The Old Man was on the other side of the pit, looking at some glass tanks along one wall.
Conal felt that coldness on the back of his neck - the sign that something was not as it seemed. It had served him well in the Special Forces, saving his life more than once. Conal rubbed his neck, wondering what was bothering him. He wandered out into the corridor, looking up and down.
“Hey, Mr Drewsbeck,” he called a moment later, “come and look at this.”
Drewsbeck found his PA kneeling on the floor, the overhead lights reflecting from his bald head. His nose almost touched the tiles as he squinted along the corridor. Standing up, he brushed off his trousers and nodded at the floor. “Take a look for yourself,” he said.
Getting to his knees, Drewsbeck took a look. He could just make out the long scuff marks on the tiles, as though something had been dragged along the corridor. He stood up and shrugged, as though saying, “So what?”
“They were all jumbled up together in the corner when I got down here,” Conal said.
Drewsbeck nodded. “You’re saying that they were dragged to the one place and eaten. Is that it?”
“No doubt about it. A lot of the bones are missing. If I’d arrived half-an-hour later, I reckon we wouldn’t have had found a thing.”
Drewsbeck firmly closed the door to The Pit and nodded. “I think I saw a canteen farther down the corridor. You can make me that cup of coffee now. We need to talk.”
Conal followed the Old Man’s bobbing back as he hurried down the corridor. He seemed to have suddenly come alive, all signs of his tiredness now gone. Shaking his head, Conal crossed to the coffee maker and switched it on, grabbing a couple of cups from under the counter.
Coffee steaming gently in front of them, the two men looked at each other. “A right bloody mess,” Drewsbeck said.
Conal just nodded. Words weren’t needed.
“Okay Conal, I’ll give it to you straight. This could be the end of everything I’ve built up over the years.” Holding his hand up as Conal started to speak, Drewsbeck shook his head. “No, let me finish.” He took a moment to think. “You’ve been with me a long time Conal, you know what’s involved here, the thousands of jobs that would be lost if this ever gets out.
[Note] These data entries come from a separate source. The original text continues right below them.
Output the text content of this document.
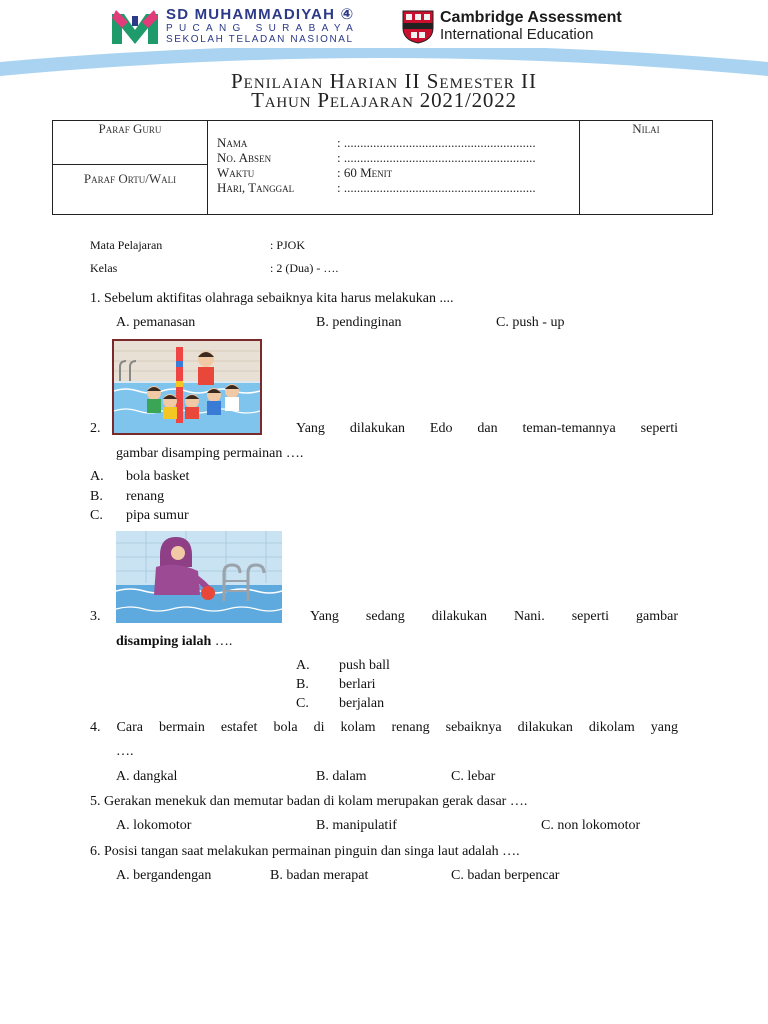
SD MUHAMMADIYAH ④
PUCANG SURABAYA
SEKOLAH TELADAN NASIONAL
Cambridge Assessment
International Education
Penilaian Harian II Semester II
Tahun Pelajaran 2021/2022
Paraf Guru
Paraf Ortu/Wali
Nilai
Nama	: ...........................................................
No. Absen	: ...........................................................
Waktu	: 60 Menit
Hari, Tanggal	: ...........................................................
Mata Pelajaran	: PJOK
Kelas	: 2 (Dua) - ….
1. Sebelum aktifitas olahraga sebaiknya kita harus melakukan ....
A. pemanasan	B. pendinginan	C. push - up
2.	Yang dilakukan Edo dan teman-temannya seperti
gambar disamping permainan ….
A. bola basket
B. renang
C. pipa sumur
3.	Yang sedang dilakukan Nani. seperti gambar
disamping ialah ….
A. push ball
B. berlari
C. berjalan
4. Cara bermain estafet bola di kolam renang sebaiknya dilakukan dikolam yang
….
A. dangkal	B. dalam	C. lebar
5. Gerakan menekuk dan memutar badan di kolam merupakan gerak dasar ….
A. lokomotor	B. manipulatif	C. non lokomotor
6. Posisi tangan saat melakukan permainan pinguin dan singa laut adalah ….
A. bergandengan	B. badan merapat	C. badan berpencar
I can’t let that happen. I really can’t.”
There was a long, drawn out silence as the two men sat and thought about that. Conal’s brain was buzzing. Everything he now had, everything he’d become in the past five years, was due to the faith the Old Man had put in him. He’d always admired his boss, amazed at the long hours he put in, and how he managed to come up with new investments and projects to keep the organisation growing year on year. Now all that was threatened. But this was too big a thing to hide.
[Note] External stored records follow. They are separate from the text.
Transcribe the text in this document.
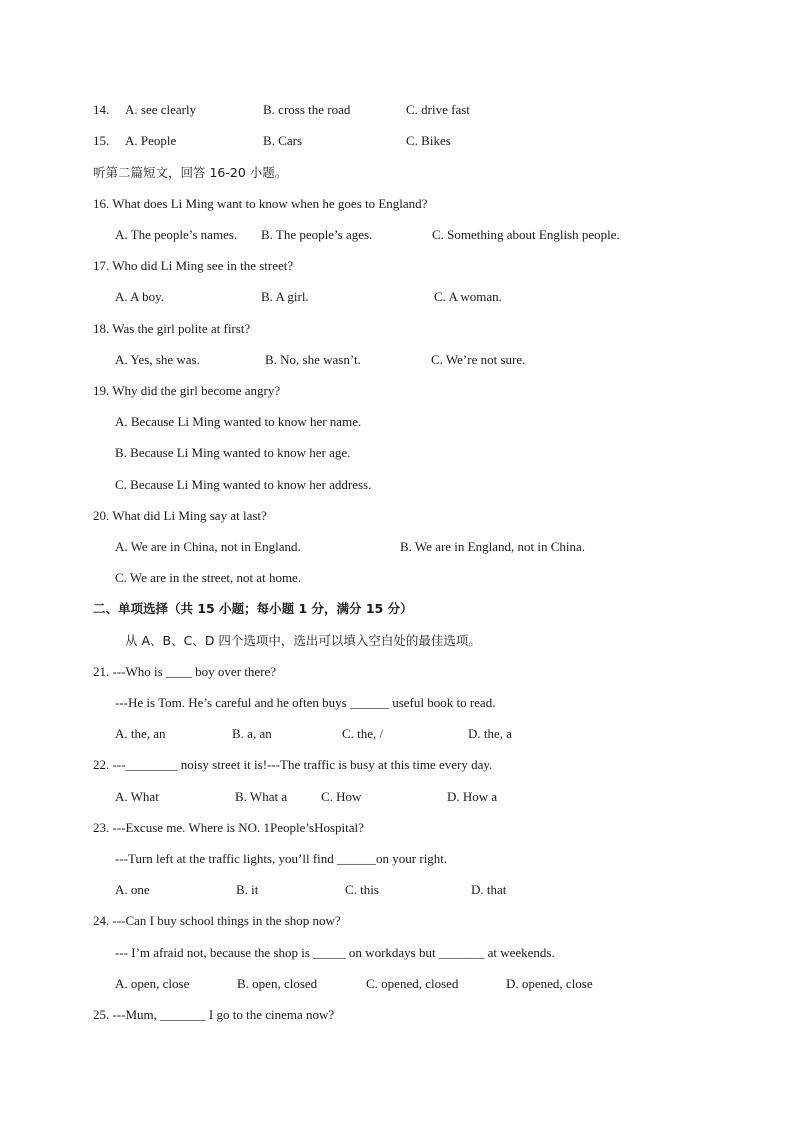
14. A. see clearly	B. cross the road	C. drive fast
15. A. People	B. Cars	C. Bikes
听第二篇短文，回答 16-20 小题。
16. What does Li Ming want to know when he goes to England?
A. The people’s names. B. The people’s ages.	C. Something about English people.
17. Who did Li Ming see in the street?
A. A boy.	B. A girl.	C. A woman.
18. Was the girl polite at first?
A. Yes, she was.	B. No, she wasn’t.	C. We’re not sure.
19. Why did the girl become angry?
A. Because Li Ming wanted to know her name.
B. Because Li Ming wanted to know her age.
C. Because Li Ming wanted to know her address.
20. What did Li Ming say at last?
A. We are in China, not in England.	B. We are in England, not in China.
C. We are in the street, not at home.
二、单项选择（共 15 小题；每小题 1 分，满分 15 分）
从 A、B、C、D 四个选项中，选出可以填入空白处的最佳选项。
21. ---Who is ____ boy over there?
---He is Tom. He’s careful and he often buys ______ useful book to read.
A. the, an	B. a, an	C. the, /	D. the, a
22. ---________ noisy street it is!---The traffic is busy at this time every day.
A. What	B. What a	C. How	D. How a
23. ---Excuse me. Where is NO. 1People’sHospital?
---Turn left at the traffic lights, you’ll find ______on your right.
A. one	B. it	C. this	D. that
24. ---Can I buy school things in the shop now?
--- I’m afraid not, because the shop is _____ on workdays but _______ at weekends.
A. open, close	B. open, closed	C. opened, closed	D. opened, close
25. ---Mum, _______ I go to the cinema now?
“I really need your help here Conal,” the Old Man said quietly. “If this terrible accident gets out it’ll finish me.” He sat quietly for a moment, then looked at his PA, his eyes drilling into him. “These people knew the dangers of working here on this project. That’s the reason I looked for people who didn’t have any families when I employed them, and paid them so much money.”
“Even so, you can’t cover up six deaths,” Conal said.
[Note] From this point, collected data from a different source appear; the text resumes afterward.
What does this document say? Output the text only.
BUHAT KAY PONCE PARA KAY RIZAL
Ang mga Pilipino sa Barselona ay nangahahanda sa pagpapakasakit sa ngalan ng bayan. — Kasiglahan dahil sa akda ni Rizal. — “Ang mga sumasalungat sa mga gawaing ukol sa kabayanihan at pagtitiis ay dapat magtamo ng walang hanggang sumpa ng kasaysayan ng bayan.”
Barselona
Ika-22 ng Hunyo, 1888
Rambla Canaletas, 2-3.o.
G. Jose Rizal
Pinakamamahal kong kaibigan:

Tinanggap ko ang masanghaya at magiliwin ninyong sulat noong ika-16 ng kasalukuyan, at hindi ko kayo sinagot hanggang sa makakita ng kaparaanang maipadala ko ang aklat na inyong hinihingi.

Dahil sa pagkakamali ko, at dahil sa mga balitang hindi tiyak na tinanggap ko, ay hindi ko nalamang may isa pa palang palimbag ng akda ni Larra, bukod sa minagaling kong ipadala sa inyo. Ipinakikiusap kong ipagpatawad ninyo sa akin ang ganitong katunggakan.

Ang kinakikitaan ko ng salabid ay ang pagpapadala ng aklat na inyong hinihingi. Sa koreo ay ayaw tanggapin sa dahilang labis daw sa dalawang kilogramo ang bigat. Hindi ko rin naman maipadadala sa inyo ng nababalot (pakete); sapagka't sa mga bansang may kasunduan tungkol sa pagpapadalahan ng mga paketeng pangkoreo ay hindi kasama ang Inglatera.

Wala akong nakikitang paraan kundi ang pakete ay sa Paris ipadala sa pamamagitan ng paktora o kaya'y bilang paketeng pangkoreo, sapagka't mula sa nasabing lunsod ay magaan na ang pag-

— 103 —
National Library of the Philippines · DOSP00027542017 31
“With your help, I think I can. I have an idea,” he said quietly, “but it’ll depend on my being able to bribe a senior Civil Servant. I have something on him that we can use to get his help.”
“We?”
Ignoring Conal’s comment, Drewsbeck pushed on. “The biggest problem we have here is the six missing staff. How to account for the fact that there are no bodies to bury,” he said.
Conal allowed himself a small smile at the repeated, ‘we’. “Go on,” he said.
“So, here’s what we do.”
Conal listened hard. The Old Man seemed to have thought of everything, covered every base. It was almost as though he’d already had it all worked out before they’d entered the laboratories. He had to admire the Old Man’s quick mind.
Conal was uncomfortable about covering up the tragedy, but it was an accident and nobody would suffer, except his boss if the newspapers ever found out what had gone on here.
Conal finally nodded his agreement, pushing the sudden cold spot on his neck to the back of his mind.
When Conal and Drewsbeck got back to the boat, the boatman was sitting on a pile of old sacks, snoring fit to bust, his loose upper lip flapping at each exhalation. Conal jumped aboard and helped Drewsbeck over the gunwale. Their thumping entrance woke the boatman from his sleep and he’s eyes suddenly shot open.
“Wha—” he mumbled, shaking himself awake before struggling to his feet. “Oh, you’re back then,” he grumbled. “Thought you were going to be there all bloody night.”
Conal and Drewsbeck smiled at each other. Then finding somewhere to sit amongst the crates and lobster pots littering the deck, they made themselves as comfortable as they could. The boat set out for the mainland, its noisy engine belching out more thick black smoke. Conal hoped it would make it all the way to the quayside. The sea was choppier now, the boat rolling alarmingly on the waves, and he didn’t like the prospect of being stuck out here waiting for the coastguard to rescue them.
“You never did tell me how it all started?” Conal said, trying to push the picture of them all floundering in the sea from his mind. “The project,” he added, nodding back at the island.
Drewsbeck looked over his shoulder for a moment and gave a soft smile, as though his PA’s question had brought back fond memories. “Well that’s quite a story,” he said. “I was approached by a young woman, fresh out of university with her new Ph.D. She’d been working on this environmental idea she’d had since she was thirteen or so. Real dedicated. You know the type?”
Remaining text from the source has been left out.